AMENDED AND RESTATED STOCK INCENTIVE PLAN
NOTICE OF GRANT OF RESTRICTED STOCK

     This Notice is to certify that the Participant named below has been granted
the number of shares of Restricted Common Stock set forth below under the terms
and conditions set forth in this Notice. This Notice is subject to and
incorporates by reference the terms and conditions of the Restricted Stock
Agreement ((the “Agreement”), a copy of which is enclosed). Please refer to the
Restricted Stock Agreement and the UST Inc. Amended and Restated Stock Incentive
Plan (the “Plan”) document for an explanation of the terms and conditions of
this grant and a full description of your rights and obligations. You must sign
the Agreement in order for this Notice and grant to be effective. Please sign
and date the Agreement on the last page and return it promptly in the enclosed
envelope.

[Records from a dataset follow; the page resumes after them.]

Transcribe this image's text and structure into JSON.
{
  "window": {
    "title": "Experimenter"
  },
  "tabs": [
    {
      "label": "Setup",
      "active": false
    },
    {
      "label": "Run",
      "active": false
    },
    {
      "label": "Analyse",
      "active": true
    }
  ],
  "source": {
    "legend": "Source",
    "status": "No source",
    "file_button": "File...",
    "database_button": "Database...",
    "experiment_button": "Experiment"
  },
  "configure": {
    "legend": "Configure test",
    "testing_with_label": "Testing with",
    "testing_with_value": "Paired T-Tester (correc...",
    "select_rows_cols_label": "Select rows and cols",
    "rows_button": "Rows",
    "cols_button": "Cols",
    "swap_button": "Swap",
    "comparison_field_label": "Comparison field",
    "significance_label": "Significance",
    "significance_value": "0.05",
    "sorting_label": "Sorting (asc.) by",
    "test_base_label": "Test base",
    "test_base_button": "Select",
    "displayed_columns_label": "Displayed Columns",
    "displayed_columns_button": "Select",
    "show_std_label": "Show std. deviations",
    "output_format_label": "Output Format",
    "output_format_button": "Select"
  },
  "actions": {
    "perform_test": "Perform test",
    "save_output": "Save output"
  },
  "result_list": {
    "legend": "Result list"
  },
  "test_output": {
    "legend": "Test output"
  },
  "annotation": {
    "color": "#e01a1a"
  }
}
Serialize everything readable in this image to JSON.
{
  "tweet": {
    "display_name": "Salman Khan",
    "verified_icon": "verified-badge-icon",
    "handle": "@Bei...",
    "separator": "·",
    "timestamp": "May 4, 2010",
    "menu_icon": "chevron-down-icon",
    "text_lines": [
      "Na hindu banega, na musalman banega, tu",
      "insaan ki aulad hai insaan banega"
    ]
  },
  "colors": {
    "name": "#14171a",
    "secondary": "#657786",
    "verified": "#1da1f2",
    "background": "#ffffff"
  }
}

Regardless of whether we receive your signed Agreement, any attempt by
you to exercise your rights under the Agreement will signify your acceptance of
the terms and conditions of the Agreement and of the Plan.

     
Name of Participant:
  Murray S. Kessler
 
   
Number of Restricted Shares:
  50,000
 
   
Per Share Value on Grant Date:
  $37.66
 
   
Grant Date:
  July 28, 2004
 
   
Vesting Conditions:
  50,000 shares shall vest on July 28, 2009 provided and solely to the extent
that the Company has achieved, in any three (3) of the five (5) year calendar
year periods ending on 12/31/04, 12/31/05, 12/31/06, 12/31/07 and 12/31/08
respectively, both: (A) positive annual Earnings Per Share (EPS) from continuing
operations; and (B) a dividend payout ratio of at least 50% of EPS from
continuing operations.
 
   
Additional Terms:
  See the Restricted Stock Agreement.